Son attention s’est distraite un instant sur les flocons devenus plus gros, plus imposants au point où en s’écrasant au sol, elles recouvrent progressivement le gravier. Il regarde cette fine pellicule se former sous ses yeux avec beaucoup d’admiration innocente. Il n’était pas complètement vierge de cette vision, évidemment, mais il y avait quelque chose d’inédit de se retrouver là, à subir sur sa tête et sa cape les assauts agréable de la chute de neige.
Mais le froid rappelle la pauvre condition du Prince de Djinn qui se recouvre à nouveau de sa cape pour ne pas trop souffrir de la température. Les derniers mots de Sasori restent gravés dans son esprit durant le trajet retour. Que voulait-il dire par là ?
Le hall d’entrée avait sa propre majesté dans ce domaine de glace et de roche. Loin de la beauté scintillante et riche de son pays, il y avait quelque chose de plus sauvage, mais de chaleureux dans sa sobriété. Bien que l’exposition de certaines fourrures ou les couleurs plus ternes que ce qu’il a l’habitude de voir seraient à revoir. Loin de vouloir se montrer incorrect ou exposer sa propre subjectivité, il se laisse bercé par le crépitement des flammes au loin, alors que leurs regards se croisent à nouveau.
En silence.
Les coeurs battants et les regards renfermant une douce passion parlent d’eux-mêmes.
Mais ils s’esquivent à nouveau pour rejoindre les sièges installés près d’un feu de cheminée après que le Prince ait abandonné la fourrure qui lui servait à supporter le froid du pays.
Au moment de s’asseoir, Sasori ouvre le bal des derniers événements où le Prince lui accorde une attention sans faille sur ce qu’il accepte de lui raconter. Il baisse les yeux, ce simple rappel le fait frissonner au point où il se penche un peu pour accueillir la chaleur des flammes.
“Je venais de rentrer… En voyant la foule en proie à la panique à cause des récents événements et notre absence, je me suis attardé sur la grande place d’Héliopolis.” Il parle lentement, comme pour faire travailler sa mémoire, comme pour retrouver le moindre indice sur ces événements. “Et puis…” Son genou s’agite, ses lèvres sont scéllées soudainement à la vue de ces vers, de ces innocents qu’il a vu mourir alors qu’il sombrait dans la folie. Incapable de mettre des mots sur ce qu’il voit cependant, il capte rapidement la gouvernante qui s’approche d’eux, comme d’une manière d’échapper à cette plaie encore béante dans son être.

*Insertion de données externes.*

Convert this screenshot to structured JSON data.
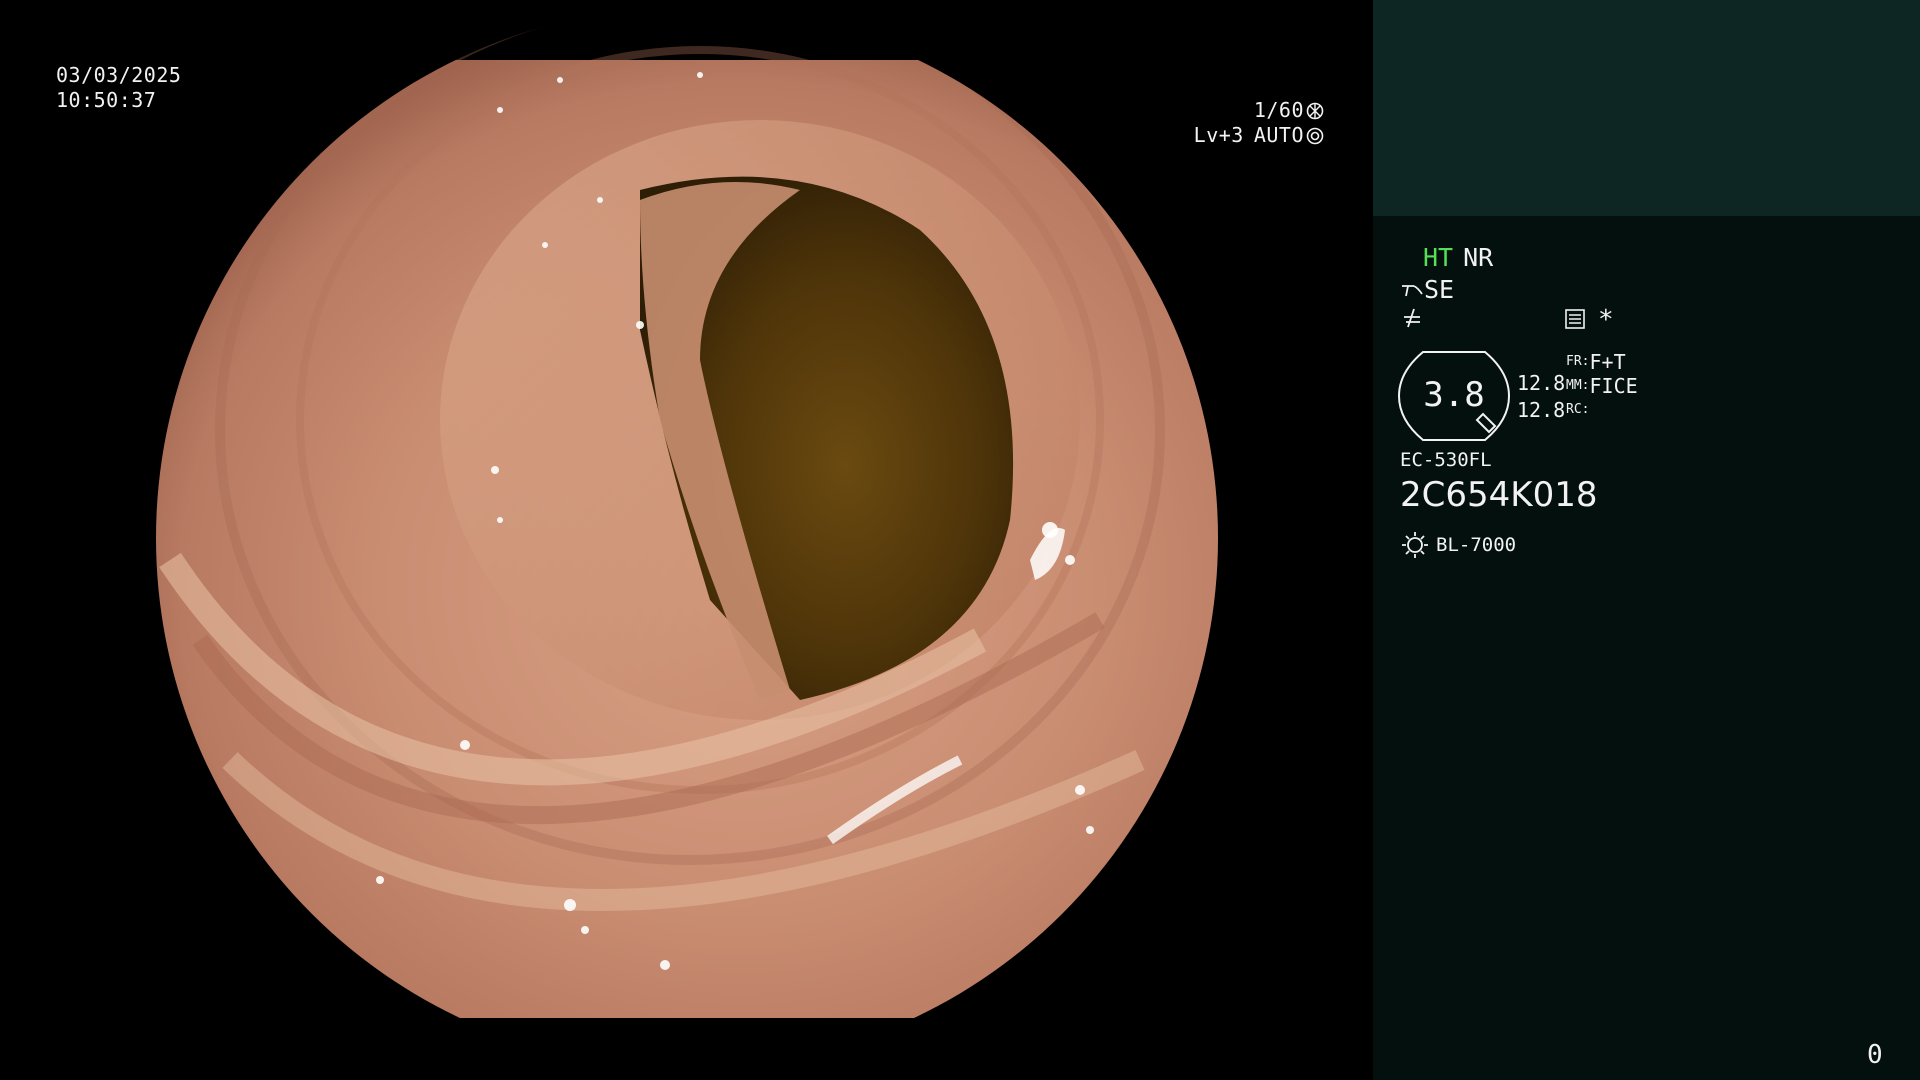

Le “Merci” qu’il donne lorsqu’il reçoit la tasse sonne presque comme un “Désolé” enfantin qu’il ne parvient pas à contenir car son regard inquisiteur en sa direction rend coupable ce Prince trop capricieux d’avoir abandonné la jeune servante incrédule pour déranger le Seigneur épuisé.
Ses mains épousent la tasse sans la boire alors qu’il invite Sasori à poursuivre, il était encore trop tôt pour parler de ce qu’il a vu sans que les larmes ne remontent. Et pourtant, les nouvelles ne sont pas plus réjouissantes dans les autres régions, il observe Sasori, écoute sans l’interrompre à présent, ne comprenant pas les circonstances, mais la peine qu’il semble cerner derrière ses mots.
“... Si cela est encore lourd de sens pour vous, ne vous forcez pas à me les dire maintenant. Mais dites-moi seulement… Pourquoi… Pourquoi dites-vous que le Seigneur a perdu la raison ? Est-ce qu’il est arrivé quelque chose à la famille Royale ?” demande-t-il, inquiet.
Les Moore ont toujours été très proches des Ramses, la Reine Amirale, Iris Moore s’est souvent présentée à eux comme une “Tante” un peu trop tactile mais dont le rire était communicatif, dont la voix braillarde était une bouffée d’air frais dans les salles trop calmes du Palais. Incapable d’imaginer le Roi perdre littéralement la raison, il espère encore qu’il s’agit là d’une divergence d’opinion, même si la crainte d'un sort similaire au sien ne lui ronge les trippes.